Elizabeth Barrett Browning, who believed she had “African blood”
None the less, as a woman of letters, her writing was free, and circulated widely. Her poetry found an admirer in another poet, Robert Browning, though he was at that point less successful than our heroine. They began to correspond and fell in love. Eventually there was a dramatic elopement. Her family condemned her and disowned her, but the love match seems to have sustained her for the rest of her life.
Other than her thought that she might have an African ancestor mixed in with the atrocity of slavery*, this story, Elizabeth Barrett Browning’s story, was once very well-known.
As romantic as the Elizabeth Barrett Browning/Robert Browning story was considered in its day, I can’t help but think how a supermarket tabloid or Internet gossip site would treat this today. I can see the blurb:
“Unable to shake drugs, Liz escapes abusive home with stranger!”
Shortly after her marriage, she wrote a series of sonnets to the love of her life. In 1850 the love sonnets were published as Sonnets from the Portuguese**, and today’s piece is the most well-known of them. Indeed, it’s likely the most loved Victorian love poem, and no matter the excess of old-fashioned sounding “Thees” in it, it’s still hanging around as one of “Poetry’s Greatest Hits” as we approach Valentine’s Day.

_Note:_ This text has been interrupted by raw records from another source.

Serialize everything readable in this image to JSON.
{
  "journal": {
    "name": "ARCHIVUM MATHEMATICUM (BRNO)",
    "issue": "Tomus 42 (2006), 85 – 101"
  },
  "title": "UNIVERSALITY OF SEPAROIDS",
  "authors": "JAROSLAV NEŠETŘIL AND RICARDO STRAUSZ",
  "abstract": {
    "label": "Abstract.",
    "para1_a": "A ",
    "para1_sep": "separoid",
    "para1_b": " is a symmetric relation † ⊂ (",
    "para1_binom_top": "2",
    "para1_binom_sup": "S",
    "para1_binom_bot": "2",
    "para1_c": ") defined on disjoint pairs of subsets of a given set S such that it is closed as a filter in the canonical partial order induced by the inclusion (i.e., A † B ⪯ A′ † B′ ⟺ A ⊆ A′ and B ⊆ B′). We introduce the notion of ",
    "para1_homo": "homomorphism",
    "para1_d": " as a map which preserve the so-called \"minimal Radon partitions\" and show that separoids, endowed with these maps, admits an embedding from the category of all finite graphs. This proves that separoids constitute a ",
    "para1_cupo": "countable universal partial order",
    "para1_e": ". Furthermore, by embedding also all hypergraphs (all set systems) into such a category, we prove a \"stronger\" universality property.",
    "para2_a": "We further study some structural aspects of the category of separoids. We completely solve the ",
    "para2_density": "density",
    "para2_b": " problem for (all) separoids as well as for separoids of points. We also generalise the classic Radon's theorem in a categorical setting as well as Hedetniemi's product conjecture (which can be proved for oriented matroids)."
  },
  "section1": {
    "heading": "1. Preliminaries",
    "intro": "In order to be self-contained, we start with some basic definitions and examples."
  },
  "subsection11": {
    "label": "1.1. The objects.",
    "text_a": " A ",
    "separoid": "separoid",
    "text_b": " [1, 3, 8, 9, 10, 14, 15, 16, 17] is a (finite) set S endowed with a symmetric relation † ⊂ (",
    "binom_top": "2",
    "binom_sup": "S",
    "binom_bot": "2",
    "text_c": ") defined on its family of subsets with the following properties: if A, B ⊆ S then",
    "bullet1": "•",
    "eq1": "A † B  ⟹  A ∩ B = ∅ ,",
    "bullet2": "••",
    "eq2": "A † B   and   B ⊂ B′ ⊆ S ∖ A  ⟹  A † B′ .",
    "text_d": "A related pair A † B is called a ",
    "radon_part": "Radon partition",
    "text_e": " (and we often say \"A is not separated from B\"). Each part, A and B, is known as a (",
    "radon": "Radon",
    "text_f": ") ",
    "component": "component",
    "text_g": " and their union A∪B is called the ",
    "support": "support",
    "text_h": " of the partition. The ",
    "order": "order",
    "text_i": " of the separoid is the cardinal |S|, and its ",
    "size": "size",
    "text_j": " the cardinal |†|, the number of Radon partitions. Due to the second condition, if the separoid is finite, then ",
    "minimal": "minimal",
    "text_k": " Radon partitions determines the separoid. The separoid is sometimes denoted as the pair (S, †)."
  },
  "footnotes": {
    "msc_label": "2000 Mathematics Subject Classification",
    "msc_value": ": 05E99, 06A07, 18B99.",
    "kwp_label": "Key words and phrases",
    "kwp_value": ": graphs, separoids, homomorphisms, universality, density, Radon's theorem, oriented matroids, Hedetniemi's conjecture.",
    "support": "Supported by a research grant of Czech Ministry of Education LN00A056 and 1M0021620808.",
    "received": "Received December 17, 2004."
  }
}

Sculpture of Elizabeth Barrett Browning and Robert Browning’s clasped hands
Even if you feel too modern for it, or are concerned that the level of devotion expressed in it doesn’t seem consistent with a healthy independent self-image*** one should still be grateful for Elizabeth Barrett Browning, if only because she and the Bronte sisters were the chief models for Emily Dickinson.
To hear my performance of Elizabeth Barrett Browning’s “How Do I Love Thee,” use the player below.
*This theory is not universally accepted, and as far as I know was first suggested in 1995 by Julia Markus in her book Dared and Done about the marriage. As I read of this, I was struck by the coincidence of having just presented Jean Toomer’s striking Modernist love poem, written by another writer with ambivalence about his mixed-race ancestry.
**The collection’s title was first chosen because there were Victorian-era worries that the book, with its somewhat scandalous subject of a woman expressing agency in love, might need to be presented as a translation of an anonymous foreign author. It also referred to Robert Browning’s pet name for Elizabeth, “My little Portuguese,” likely based on her darker coloration.
***By the way, I do not recommend footnotes for any of you who may send someone a Valentine-poem.